Jikkyū affiliated with the Hokke school of the Nichiren sect of Zen Buddhism, which had a large following in Kyōto until crushed for a period by adherents of the Enryaku Temple in an event known as the Hokke Uprising. Jikkyū donated a separate residence to a scholarly monk named Nichikō for the founding of the Myōkoku Temple in the northern manor in Sakai. The lot was 300 meters across from east to west and 500 meters from north to south. Meanwhile, Nagayoshi and other members of the Miyoshi family followed Dairin Sōtō and Shōrei Sōkin of the Daitoku Temple school of the Rinzai sect of Zen Buddhism and built the Nanshū Temple in the southern manor of Sakai, having both economic as well as cultural impacts. Jikkyū entered the priesthood soon after killing his lord, Hosokawa Mochitaka. It is surmised that his desire for repentance for the murder of Mochitaka influenced his decision to enter the priesthood and affiliate with Nichikō; however, as noted, he first began using the Buddhist name of Jikkyū in 1558, five years after the death of Mochitaka.
Jikkyū was not as passionate about waka and renga as his older brother, Nagayoshi, but directed his attention to the tea ceremony instead.

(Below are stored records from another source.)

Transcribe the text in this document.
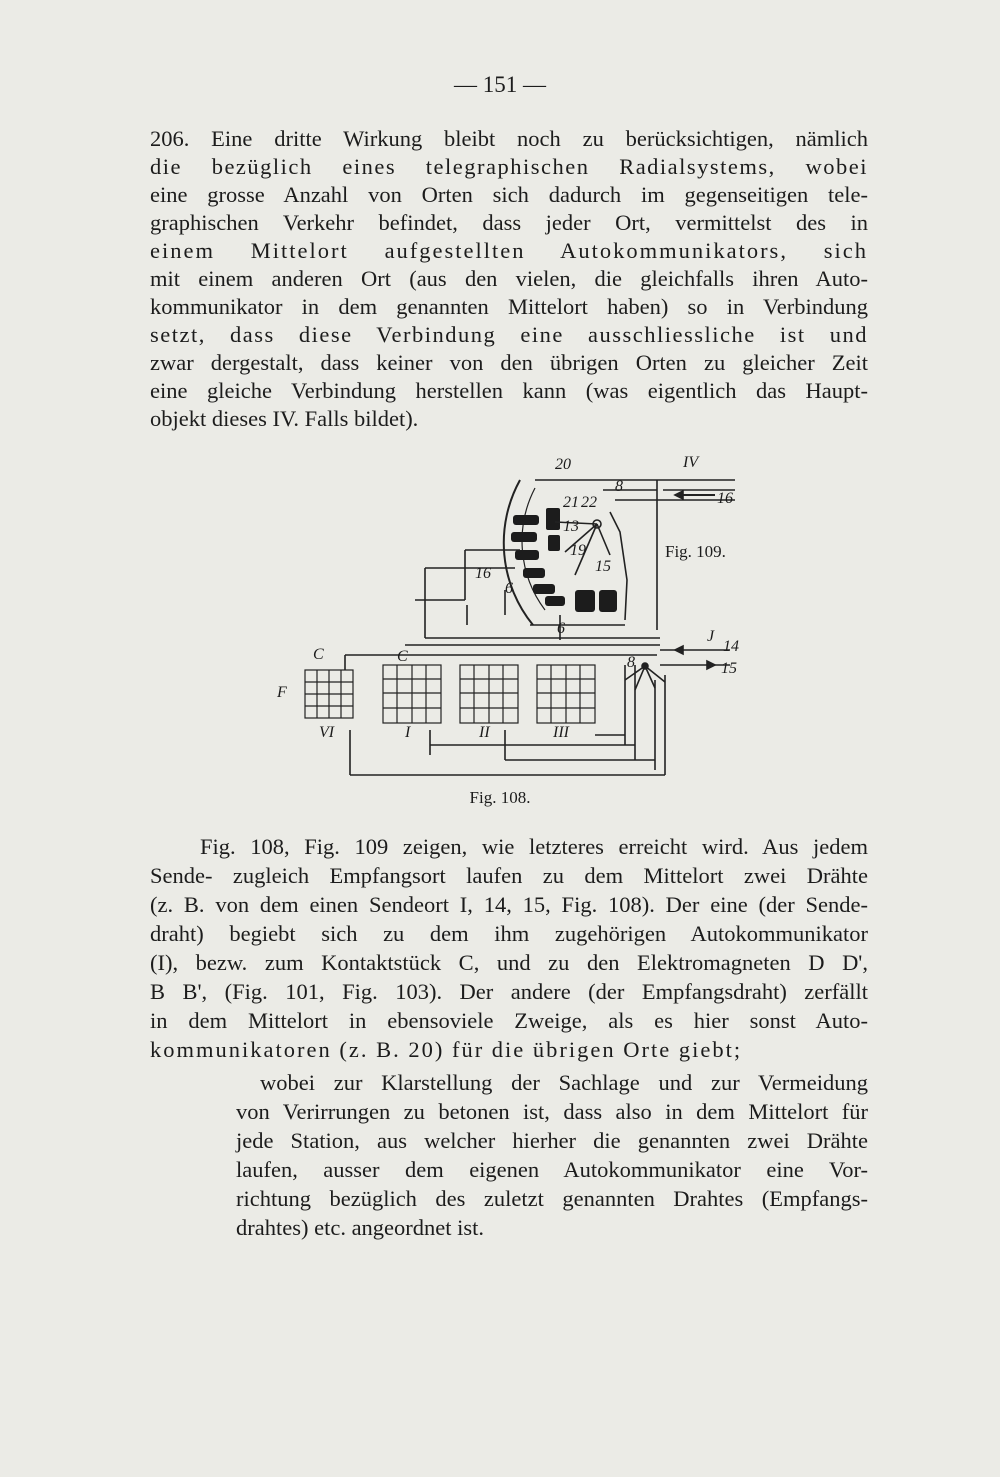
— 151 —
206. Eine dritte Wirkung bleibt noch zu berücksichtigen, nämlich
die bezüglich eines telegraphischen Radialsystems, wobei
eine grosse Anzahl von Orten sich dadurch im gegenseitigen tele-
graphischen Verkehr befindet, dass jeder Ort, vermittelst des in
einem Mittelort aufgestellten Autokommunikators, sich
mit einem anderen Ort (aus den vielen, die gleichfalls ihren Auto-
kommunikator in dem genannten Mittelort haben) so in Verbindung
setzt, dass diese Verbindung eine ausschliessliche ist und
zwar dergestalt, dass keiner von den übrigen Orten zu gleicher Zeit
eine gleiche Verbindung herstellen kann (was eigentlich das Haupt-
objekt dieses IV. Falls bildet).
20	IV
8
16
21 22
13
19
15
16
6
6	J
14
15
8
C	C
F
VI	I	II	III
Fig. 109.
Fig. 108.
Fig. 108, Fig. 109 zeigen, wie letzteres erreicht wird. Aus jedem
Sende- zugleich Empfangsort laufen zu dem Mittelort zwei Drähte
(z. B. von dem einen Sendeort I, 14, 15, Fig. 108). Der eine (der Sende-
draht) begiebt sich zu dem ihm zugehörigen Autokommunikator
(I), bezw. zum Kontaktstück C, und zu den Elektromagneten D D',
B B', (Fig. 101, Fig. 103). Der andere (der Empfangsdraht) zerfällt
in dem Mittelort in ebensoviele Zweige, als es hier sonst Auto-
kommunikatoren (z. B. 20) für die übrigen Orte giebt;
wobei zur Klarstellung der Sachlage und zur Vermeidung
von Verirrungen zu betonen ist, dass also in dem Mittelort für
jede Station, aus welcher hierher die genannten zwei Drähte
laufen, ausser dem eigenen Autokommunikator eine Vor-
richtung bezüglich des zuletzt genannten Drahtes (Empfangs-
drahtes) etc. angeordnet ist.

According to the diary of Yamanoue Sōji, a leading disciple of Sen no Rikyū, Jikkyū possessed over fifty valuable tea utensils, and, while also a bushō, was an individual of refined taste. Jikkyū was the only bushi whom Sōji referred to as being of this nature. Moreover, among the valuable pieces owned by Jikkyū, Sōji praised the crescent moon tea kettle as of unparalleled quality. This kettle, along with many of the other pieces owned by Jikkyū, were transferred to Oda Nobunaga and lost to fire during the coup d’état against Nobunaga known as the Honnō Temple Incident on 6/2 of Tenshō 10 (1582).
His death poems in the waka style are well-known. There is a story that, at the memorial service for Jikkyū, Takeno Jōou recited such a poem to express feelings of lament, but this is not correct because Jōou had died before Jikkyū’s own death in battle.
One account notes that Jikkyū extorted Koshōshō (the daughter of Okamoto Mokusai and consort of Hosokawa Mochitaka and, later, the second wife of Jikkyū); however, many of the stories surrounding Koshōshō derive from military chronicles written in later eras during the Edo period and cannot be authenticated.
Jikkyū’s children included Miyoshi Nagaharu, Sogō Masayasu, and Atagi Jingorō (who inherited the Atagi family). In 1568, at the Buddhist ceremony marking the seventh anniversary of his death, there is a reference in the diary of Nichikō by which it is made clear that Nagaharu and Masayasu were children of a different mother.